Deep learning is a sub-field of machine learning that tries to create models that emulate human-decision making capabilities. There are dozens of architectures that have been used for anything from social media filtering to visual and voice recognition.

Let’s go back to our scientist Charlie to better understand this. Imagine that just before he handed over his database he spilled some soda over the folder. Now some of the results are blurry and it’s very difficult to tell the numbers apart. You, as a human, are capable of making an educated guess of what a number is supposed to be, but a simple algorithm will probably have a lot of problems figuring out the values.

That’s where deep learning comes in. Instead of having one algorithm, we have several algorithms in multiple layers that create a decision-making tree that is perfectly capable of reaching an answer, checking if the answer was correct, and then automatically adjusting itself so it can make better guesses.

The best way we can illustrate how deep learning works is to talk about Go, the Japanese strategy game. Google has spent a copious amount of resources trying to create an AI capable of playing Go and so far it’s proven a lot more difficult than building AIs that play Chess (even if AlphaGo is a major success).

Why? Because Go is a game with millions of ramifications, so the amount of processing power it would take to compute every possibility is simply outrageous. Instead, any AI that tries to learn how to play Go needs to be able to make educated guesses based on the current state of the board. Much like a human who can’t see all possibilities at once, the machine relies on heuristics to make decisions.

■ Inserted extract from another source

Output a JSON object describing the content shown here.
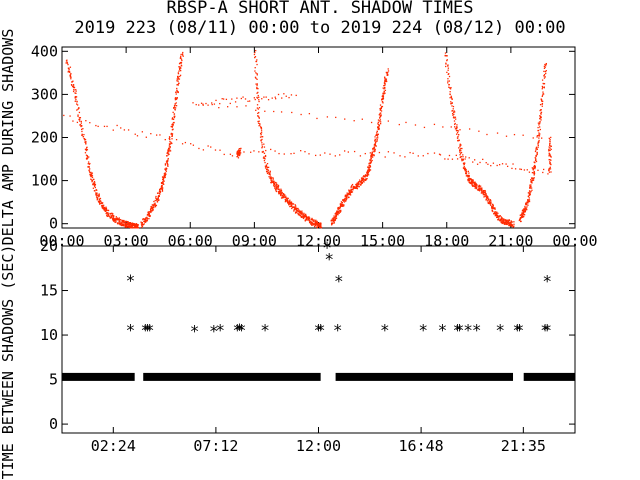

Working with unstructured data

So, the biggest hurdle in working with unstructured data is that it may have an opaque pattern or no pattern at all. Natural language is a perfect example. One could write the same idea in hundreds of different ways, and humans would have no problem in figuring out the semantics of the phrase. Machines, on the other hand, require complex architectures and models.

One very common example of deep learning is Tesseract, an OCR tool that uses deep-learning to recognize words in images, which, as simple as it may sound, can actually be a really complex task.

For example, some images might be in low definition, or maybe the text is out of focus, or maybe it’s part of a video and it’s just a couple of frames. In other words, every image is a world unto its own, and instead of creating an algorithm for each corner case, we use deep learning to work with all the images at once, saving time and effort.

We live in an unstructured world and human beings rarely think in terms of structured data, as such, deep learning has become one of the most important AI tools in the tech industry. To be fair, it’s still in its infancy, but it’s just a matter of time before Siri and similar applications become something more than glorified search engines.